Violators can be fined up to $1,000 for each offense and banned from the markets for up to 18 months.
This year, 20 vendors were fined in Los Angeles County, while San Diego County sanctioned five, the Los Angeles Times reported.
Inspectors are trained to recognize tipoffs such as fruit with a commercial appearance — waxed or of uniform size — or that is out of season in a particular growing area. They also look out for sales volume that exceeds a grower’s capacity, although some farmers have tried to fool inspectors by planting dummy crops.
JC, the owner of Savuer, which sells homemade meals, said he has gone to farmers markets for years and has been seeing these law breakers more recently.

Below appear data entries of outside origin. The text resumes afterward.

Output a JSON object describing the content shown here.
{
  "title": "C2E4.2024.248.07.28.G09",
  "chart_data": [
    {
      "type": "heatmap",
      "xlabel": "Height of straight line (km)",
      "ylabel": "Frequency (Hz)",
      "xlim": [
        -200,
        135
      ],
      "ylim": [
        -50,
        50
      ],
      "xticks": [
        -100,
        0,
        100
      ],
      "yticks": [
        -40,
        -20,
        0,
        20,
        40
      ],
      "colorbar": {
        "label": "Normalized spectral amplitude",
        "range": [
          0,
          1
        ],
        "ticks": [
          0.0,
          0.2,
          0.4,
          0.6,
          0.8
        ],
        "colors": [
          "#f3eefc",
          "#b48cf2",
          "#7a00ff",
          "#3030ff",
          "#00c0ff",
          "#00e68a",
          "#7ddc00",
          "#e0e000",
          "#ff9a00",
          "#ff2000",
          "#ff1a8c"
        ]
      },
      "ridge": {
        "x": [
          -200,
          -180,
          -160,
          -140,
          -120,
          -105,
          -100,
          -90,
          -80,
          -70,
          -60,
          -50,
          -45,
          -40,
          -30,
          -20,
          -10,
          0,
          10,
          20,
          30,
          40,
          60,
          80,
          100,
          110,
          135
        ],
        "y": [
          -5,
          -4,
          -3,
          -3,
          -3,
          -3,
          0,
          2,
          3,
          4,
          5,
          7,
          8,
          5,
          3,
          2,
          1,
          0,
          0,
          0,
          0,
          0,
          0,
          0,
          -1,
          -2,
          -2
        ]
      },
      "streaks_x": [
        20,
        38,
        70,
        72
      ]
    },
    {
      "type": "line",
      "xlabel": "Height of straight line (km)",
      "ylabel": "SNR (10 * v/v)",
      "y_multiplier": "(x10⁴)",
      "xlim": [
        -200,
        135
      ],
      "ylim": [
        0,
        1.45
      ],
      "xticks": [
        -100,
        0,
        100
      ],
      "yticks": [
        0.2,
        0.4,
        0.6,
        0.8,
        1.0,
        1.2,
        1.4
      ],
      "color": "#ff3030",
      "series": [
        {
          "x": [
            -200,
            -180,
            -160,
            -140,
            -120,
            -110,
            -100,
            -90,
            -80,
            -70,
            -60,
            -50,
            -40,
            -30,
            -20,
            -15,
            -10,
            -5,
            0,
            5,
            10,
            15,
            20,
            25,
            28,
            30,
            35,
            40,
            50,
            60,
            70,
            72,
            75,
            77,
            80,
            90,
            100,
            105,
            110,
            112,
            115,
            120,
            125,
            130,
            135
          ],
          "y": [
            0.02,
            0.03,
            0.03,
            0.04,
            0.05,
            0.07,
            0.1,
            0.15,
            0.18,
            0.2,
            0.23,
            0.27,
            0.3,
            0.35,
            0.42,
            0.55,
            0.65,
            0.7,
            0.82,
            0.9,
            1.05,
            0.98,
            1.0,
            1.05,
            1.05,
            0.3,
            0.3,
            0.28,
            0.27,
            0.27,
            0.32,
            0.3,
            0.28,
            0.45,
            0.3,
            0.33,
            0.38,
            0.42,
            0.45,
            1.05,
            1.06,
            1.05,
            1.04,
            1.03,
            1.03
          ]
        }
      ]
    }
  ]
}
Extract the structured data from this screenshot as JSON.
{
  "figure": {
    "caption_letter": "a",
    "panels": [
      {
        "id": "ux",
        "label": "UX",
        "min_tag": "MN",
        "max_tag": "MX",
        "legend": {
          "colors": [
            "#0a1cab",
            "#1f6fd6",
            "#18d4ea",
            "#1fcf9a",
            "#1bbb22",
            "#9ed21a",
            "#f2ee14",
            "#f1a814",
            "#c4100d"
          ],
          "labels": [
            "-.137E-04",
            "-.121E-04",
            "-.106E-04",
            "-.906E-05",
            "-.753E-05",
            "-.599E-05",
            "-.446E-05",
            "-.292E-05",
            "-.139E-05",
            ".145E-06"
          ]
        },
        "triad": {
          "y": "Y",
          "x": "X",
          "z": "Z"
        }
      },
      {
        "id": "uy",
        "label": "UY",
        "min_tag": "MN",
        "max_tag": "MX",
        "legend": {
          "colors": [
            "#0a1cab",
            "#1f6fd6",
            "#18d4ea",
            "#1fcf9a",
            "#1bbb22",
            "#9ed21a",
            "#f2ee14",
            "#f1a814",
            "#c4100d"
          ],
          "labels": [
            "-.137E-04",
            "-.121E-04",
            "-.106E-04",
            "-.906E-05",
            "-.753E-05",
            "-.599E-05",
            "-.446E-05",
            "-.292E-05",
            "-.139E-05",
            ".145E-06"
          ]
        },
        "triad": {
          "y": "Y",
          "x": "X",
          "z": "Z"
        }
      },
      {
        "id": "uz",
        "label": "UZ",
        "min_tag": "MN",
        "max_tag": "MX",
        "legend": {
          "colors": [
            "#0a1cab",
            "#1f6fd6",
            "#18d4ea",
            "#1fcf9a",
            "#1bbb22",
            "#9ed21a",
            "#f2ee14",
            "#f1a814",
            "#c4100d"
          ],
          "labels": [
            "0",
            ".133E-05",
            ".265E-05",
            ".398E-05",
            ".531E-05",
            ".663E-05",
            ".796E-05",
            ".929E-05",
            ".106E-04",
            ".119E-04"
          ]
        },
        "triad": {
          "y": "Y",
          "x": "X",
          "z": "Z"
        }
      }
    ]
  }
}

“Go to the fruit and vegetable market in downtown and you seeing people buying them, and they resell as organic and everything,” he said.
Fighting market fraud is a costly proposition, though. Los Angeles County, which has 153 farmers markets, spent $243,000 during the fiscal year that ended June 30, about three times what the county made on market fees.
But violators also are hit in the pocketbook.
Victor Gonzalez of Atkins Nursery in Fallbrook was among the farmers sanctioned in San Diego County. He acknowledged that on three occasions, his vendors sold produce his farm didn’t produce. He was banned from farmers markets for six months and the penalty was upheld Tuesday by the California Department of Food and Agriculture.
Gonzalez told the Times on Thursday that some of his workers mistakenly placed fruit from another farm on his vending tables.
“I fired those people, and I’ll pay the fine, but please let me work, or I’m dead,” he said.
Stopping cheaters is crucial, said Laura Avery, supervisor of the Santa Monica market. “For farmers markets to continue to prosper, it is crucial that consumers have confidence that vendors really grow what they sell.”